Vertrauen statt Verhören. Die Wiener „Initiative für Frauen auf der Flucht“, die geflüchtete Frauen bei der Bewältigung des Alltags unterstützt und auch aktivistisch tätig ist, fordert die Aufnahme frauenspezifischer Fluchtgründe in die Genfer Flüchtlingskonvention. Dies würde die Asylverfahren fairer gestalten. „Wir wissen alle, wie schwer es ist, eine Vergewaltigung vor Gericht zu beweisen“, verdeutlicht eine Aktivistin der Gruppe, die zum Schutz der Frauen anonym bleiben möchte. „In vielen Kriegsgebieten wird Vergewaltigung als Waffe eingesetzt. Wie soll eine geflüchtete Frau das vor den Behörden hier beweisen? Gerade dann, wenn sie vor Scham nicht sprechen kann?“ Eine ihrer Kolleginnen ergänzt: „Frauen fallen bislang nur als soziale Gruppe unter den Flüchtlingsbegriff. Das ist zu allgemein gehalten. Wir müssen Dinge benennen, wenn wir sie ändern wollen.“ Wesentlich sei, dass in Asylverfahren ein Klima des Vertrauens hergestellt werde: „Momentan handelt es sich vielfach um Verhörsituationen.“

Rechtsanwältin Julia Ecker, die im Rahmen des Flüchtlingsrechtsberatungsprojekts „Netzwerk Asylanwalt“ immer wieder schwierige Einzelfälle betreut, bestätigt diese Erfahrungen: „Ein Problem in der Praxis ist vor allem, dass die Ermittlungspflichten in Bezug auf frauenspezifische Fluchtgründe nicht immer ernst genommen werden und daher sehr starke Unterschiede in der Entscheidungspraxis bestehen.“

Hinzu kommt, dass Frauen häufiger von Analphabetismus und niedriger Bildung betroffen sind. Auch das wirkt sich negativ auf Asylverfahren aus. RechtsanwältInnen bestätigen, dass ReferentInnen Zögern, Unsicherheit und Unwissenheit häufig als Unglaubwürdigkeit beim Vorbringen von Fluchtgründen werten.

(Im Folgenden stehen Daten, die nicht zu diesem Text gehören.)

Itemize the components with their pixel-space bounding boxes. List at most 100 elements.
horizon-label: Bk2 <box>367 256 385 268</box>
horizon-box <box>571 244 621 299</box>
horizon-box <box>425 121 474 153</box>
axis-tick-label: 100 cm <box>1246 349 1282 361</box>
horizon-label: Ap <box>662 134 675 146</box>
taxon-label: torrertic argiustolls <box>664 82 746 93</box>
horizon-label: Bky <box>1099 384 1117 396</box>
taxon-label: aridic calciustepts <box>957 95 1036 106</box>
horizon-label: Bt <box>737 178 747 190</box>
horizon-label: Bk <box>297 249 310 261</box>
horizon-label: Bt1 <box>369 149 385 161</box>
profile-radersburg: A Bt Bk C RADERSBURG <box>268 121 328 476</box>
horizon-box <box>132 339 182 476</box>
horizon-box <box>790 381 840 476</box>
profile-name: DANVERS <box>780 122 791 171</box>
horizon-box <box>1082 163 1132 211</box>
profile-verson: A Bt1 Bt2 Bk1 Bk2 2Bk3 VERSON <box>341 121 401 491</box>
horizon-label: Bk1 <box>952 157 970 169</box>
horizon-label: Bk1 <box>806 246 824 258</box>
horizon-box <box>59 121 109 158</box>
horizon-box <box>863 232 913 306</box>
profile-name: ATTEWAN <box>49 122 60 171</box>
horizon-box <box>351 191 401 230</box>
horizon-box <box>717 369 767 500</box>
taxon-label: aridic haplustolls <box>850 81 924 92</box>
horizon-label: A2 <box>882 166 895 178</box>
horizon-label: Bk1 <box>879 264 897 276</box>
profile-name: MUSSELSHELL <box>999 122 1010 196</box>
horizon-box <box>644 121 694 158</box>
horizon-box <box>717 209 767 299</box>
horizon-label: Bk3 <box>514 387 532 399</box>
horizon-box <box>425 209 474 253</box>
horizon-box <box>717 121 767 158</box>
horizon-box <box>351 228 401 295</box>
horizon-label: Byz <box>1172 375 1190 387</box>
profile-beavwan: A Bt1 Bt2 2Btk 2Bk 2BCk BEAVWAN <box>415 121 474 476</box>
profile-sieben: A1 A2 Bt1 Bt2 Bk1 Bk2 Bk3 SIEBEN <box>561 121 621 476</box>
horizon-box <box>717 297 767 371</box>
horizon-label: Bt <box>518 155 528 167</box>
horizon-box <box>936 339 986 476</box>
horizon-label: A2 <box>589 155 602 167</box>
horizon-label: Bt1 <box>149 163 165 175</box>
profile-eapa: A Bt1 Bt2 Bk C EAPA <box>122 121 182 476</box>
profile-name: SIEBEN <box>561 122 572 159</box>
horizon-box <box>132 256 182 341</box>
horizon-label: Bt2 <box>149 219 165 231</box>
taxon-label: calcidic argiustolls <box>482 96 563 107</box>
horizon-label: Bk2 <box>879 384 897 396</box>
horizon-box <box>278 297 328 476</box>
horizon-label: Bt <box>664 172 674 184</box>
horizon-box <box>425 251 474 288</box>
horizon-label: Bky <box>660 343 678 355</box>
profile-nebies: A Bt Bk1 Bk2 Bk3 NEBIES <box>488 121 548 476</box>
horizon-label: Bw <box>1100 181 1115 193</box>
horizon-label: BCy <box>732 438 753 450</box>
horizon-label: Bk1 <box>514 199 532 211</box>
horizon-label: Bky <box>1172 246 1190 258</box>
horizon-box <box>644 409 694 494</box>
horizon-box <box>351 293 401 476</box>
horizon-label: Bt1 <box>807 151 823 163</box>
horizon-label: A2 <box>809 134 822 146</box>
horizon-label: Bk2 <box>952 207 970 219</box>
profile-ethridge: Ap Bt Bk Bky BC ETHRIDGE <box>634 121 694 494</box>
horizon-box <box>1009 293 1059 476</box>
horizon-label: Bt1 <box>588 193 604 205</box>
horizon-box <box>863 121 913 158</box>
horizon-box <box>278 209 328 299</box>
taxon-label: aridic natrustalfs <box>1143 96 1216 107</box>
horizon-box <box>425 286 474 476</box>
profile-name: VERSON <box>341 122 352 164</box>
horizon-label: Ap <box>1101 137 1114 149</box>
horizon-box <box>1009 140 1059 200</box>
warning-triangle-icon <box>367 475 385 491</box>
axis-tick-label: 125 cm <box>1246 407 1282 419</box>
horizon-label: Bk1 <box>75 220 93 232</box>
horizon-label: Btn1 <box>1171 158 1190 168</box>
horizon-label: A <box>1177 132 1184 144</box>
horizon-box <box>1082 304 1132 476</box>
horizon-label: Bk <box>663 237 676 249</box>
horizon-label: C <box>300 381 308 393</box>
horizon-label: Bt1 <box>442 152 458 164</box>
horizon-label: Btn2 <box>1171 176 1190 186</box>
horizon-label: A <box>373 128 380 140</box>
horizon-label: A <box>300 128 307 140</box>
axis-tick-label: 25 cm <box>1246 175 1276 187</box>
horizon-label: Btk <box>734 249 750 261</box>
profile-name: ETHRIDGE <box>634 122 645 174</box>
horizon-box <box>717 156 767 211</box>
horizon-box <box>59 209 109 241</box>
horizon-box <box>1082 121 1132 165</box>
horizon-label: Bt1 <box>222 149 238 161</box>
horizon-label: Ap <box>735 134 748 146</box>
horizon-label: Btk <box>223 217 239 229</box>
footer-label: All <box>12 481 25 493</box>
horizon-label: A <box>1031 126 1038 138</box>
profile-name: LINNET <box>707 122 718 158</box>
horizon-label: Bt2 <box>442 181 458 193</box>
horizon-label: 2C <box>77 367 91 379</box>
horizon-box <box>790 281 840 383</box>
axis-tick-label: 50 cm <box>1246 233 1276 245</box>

Mangel an Länderwissen. Unterm Strich mangle es im Asylverfahren nicht nur an Sensibilität, sondern auch an Hintergrundwissen über die Herkunftsländer, sind sich AktivistInnen wie anwaltliche VertreterInnen einig. Die Herkunftslandrecherche sei wichtiger Bestandteil des Asylverfahrens, heißt es seitens des BMI. Dafür stellt die so genannte Staaten-Dokumentation wissenschaftlich aufbereitete Informationen bereit. Derzeit umfasst diese rund 170 Berichte und Analysen. Explizit mit der Situation von Frauen befassen sich allerdings nur acht davon.

„Es darf kein Glücksfall sein, an welche Beamtinnen oder Beamten ein Flüchtling gerät und wie sehr diese bereit sind, sich über die Situation im jeweiligen Heimatland zu informieren“, betonen auch die LGTBIQ-Aktivistinnen Marty Huber und Cécile Balbous. Die beiden setzen sich für die Rechte von Lesben, Schwulen, Trans-, Bi-, Intersexuelle und Queer-Personen ein und sind Teil der Arbeitsgruppe „Queer Base. Welcome & Support for LGBTIQ Refugees“, die sich im August formiert hat. Neben Hilfe im Asylverfahren steht dabei die Schaffung von sicheren Wohnplätzen für diese besonders gefährdeten Geflüchteten im Vordergrund.

Ein Glücksfall. Es ist und bleibt ein Mensch – und nicht das Gesetz –, der den Asylsuchenden gegenübersitzt. Das Wort Glück ist in den Gesprächen mit Aktivistinnen und Betroffenen mehrfach gefallen. Ein Glück für die Frauen, die eine gefährliche Flucht nach Europa schaffen. Ein Glück, wenn sie an sensibilisierte EntscheidungsträgerInnen geraten. Ein Glück, wenn sie die richtigen Worte finden. Auch die Somalierin Jamilah hat noch Glück erfahren und eine engagierte Anwältin zugeteilt bekommen. Diese hat beim Verwaltungsgerichtshof erfolgreich Beschwerde eingelegt, da die frauenspezifischen Fluchtgründe ihrer Mandantin nicht gehört wurden. Nun wird Jamilahs Fall erneut verhandelt.

Cornelia Grobner ist freie Journalistin und lebt in Wien.